Detrás de tanta palabra se escondía su mayor anhelo, tenerla con él. No podía pasar un día sin que pensara en ella, que problema más grande, no podía tenerla, no estaba a su alcance. Ella sólo vivía en sus sueños, pero ni en ellos era su dueño, ella lo miraba, lo escuchaba, pero no lo sentía en el corazón. Él estaba confundido, ¿cómo poder vivir con esto?, ¿cómo poder avanzar sin esto? Cada hecho ocurrido durante su existencia, desde que la encontró dormida en sus brazos en sus sueños, le hacían tenerla presente, escondida detrás de cada acto, acumulándose, juntado sentimientos que se hacían más fuertes mientras más los escondía. ¿Quién vive de una fantasía? Él, (y yo también) pero de dónde saca ese valor para enfrentar sus miedos más grandes. Todo estaba en su mente, no podía ocurrir con ella nada de lo que él no quisiera, lo único que no podía hacer con ella, era hacerla suya, lo demás, la estructura, lo mundano, era de él. No quería tirarla al precipicio, no quería mentirle, ni menos tenerla lejos, aunque lejos estaban mejor, ¿o no?
Y qué es lo que lo amarraba a ella, tan imperfecta, tan de otro mundo, tan simple: su existencia, sus miedos, su cuerpo durmiendo en sus brazos.
Un día quiso desaparecerla: maldita boca que me sonríe, maldita boca que me escupe, maldito pensamiento, maldita tú, malditas tus palabras, maldita tu espalda, tus sonidos, tu hermosa presencia, tu maravillosa forma de vivir en mis sueños, tus errores que veo perfectos, tu dolor que quiero calmar.

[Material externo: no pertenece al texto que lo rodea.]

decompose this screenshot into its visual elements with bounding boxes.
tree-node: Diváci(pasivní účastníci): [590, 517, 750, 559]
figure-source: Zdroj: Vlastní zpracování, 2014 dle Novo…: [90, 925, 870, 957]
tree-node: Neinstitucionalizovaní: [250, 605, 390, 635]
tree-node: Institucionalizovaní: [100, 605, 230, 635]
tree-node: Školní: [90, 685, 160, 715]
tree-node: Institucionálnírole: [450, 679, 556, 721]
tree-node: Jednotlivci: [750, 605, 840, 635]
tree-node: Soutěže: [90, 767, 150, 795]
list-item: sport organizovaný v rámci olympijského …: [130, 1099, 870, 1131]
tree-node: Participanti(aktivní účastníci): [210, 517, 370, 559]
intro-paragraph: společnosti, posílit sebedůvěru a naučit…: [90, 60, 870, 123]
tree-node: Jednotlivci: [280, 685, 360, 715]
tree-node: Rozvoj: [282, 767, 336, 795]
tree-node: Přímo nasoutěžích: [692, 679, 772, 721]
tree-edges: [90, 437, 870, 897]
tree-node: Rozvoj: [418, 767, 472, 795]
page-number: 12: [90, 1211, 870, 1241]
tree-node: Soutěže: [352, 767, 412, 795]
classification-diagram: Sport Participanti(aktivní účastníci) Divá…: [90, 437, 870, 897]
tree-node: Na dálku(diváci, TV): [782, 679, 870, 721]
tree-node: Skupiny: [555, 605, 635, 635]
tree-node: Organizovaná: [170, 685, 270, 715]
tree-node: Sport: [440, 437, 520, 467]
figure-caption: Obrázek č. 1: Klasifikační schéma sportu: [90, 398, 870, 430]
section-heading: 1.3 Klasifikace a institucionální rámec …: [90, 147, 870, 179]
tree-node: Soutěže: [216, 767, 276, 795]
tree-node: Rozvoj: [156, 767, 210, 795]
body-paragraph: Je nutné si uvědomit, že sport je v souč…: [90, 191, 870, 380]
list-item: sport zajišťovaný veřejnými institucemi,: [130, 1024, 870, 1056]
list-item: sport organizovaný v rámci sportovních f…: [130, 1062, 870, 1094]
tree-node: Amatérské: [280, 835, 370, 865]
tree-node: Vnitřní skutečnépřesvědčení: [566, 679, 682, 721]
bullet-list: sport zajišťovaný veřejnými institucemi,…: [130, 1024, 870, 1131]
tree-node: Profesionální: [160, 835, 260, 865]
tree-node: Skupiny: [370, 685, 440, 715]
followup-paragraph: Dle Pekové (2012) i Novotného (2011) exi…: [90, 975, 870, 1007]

¿Pudo desaparecerla? No creo, no sabrá, hay miles de razones que lo amarran a ella, y es tan necesario para él gastar tiempo soñándola, que la sueña mil noches, mil días, la odia, le besa sus manos, su rostro, y se aleja de su boca, se aleja de sus manos, se aleja de todo lo que le causa miedo tocar, porque es más fácil soñar que actuar.
Y él que la soñó tanto, la encontró, el mismo día de su muerte, cuando en sus sueños se declaró.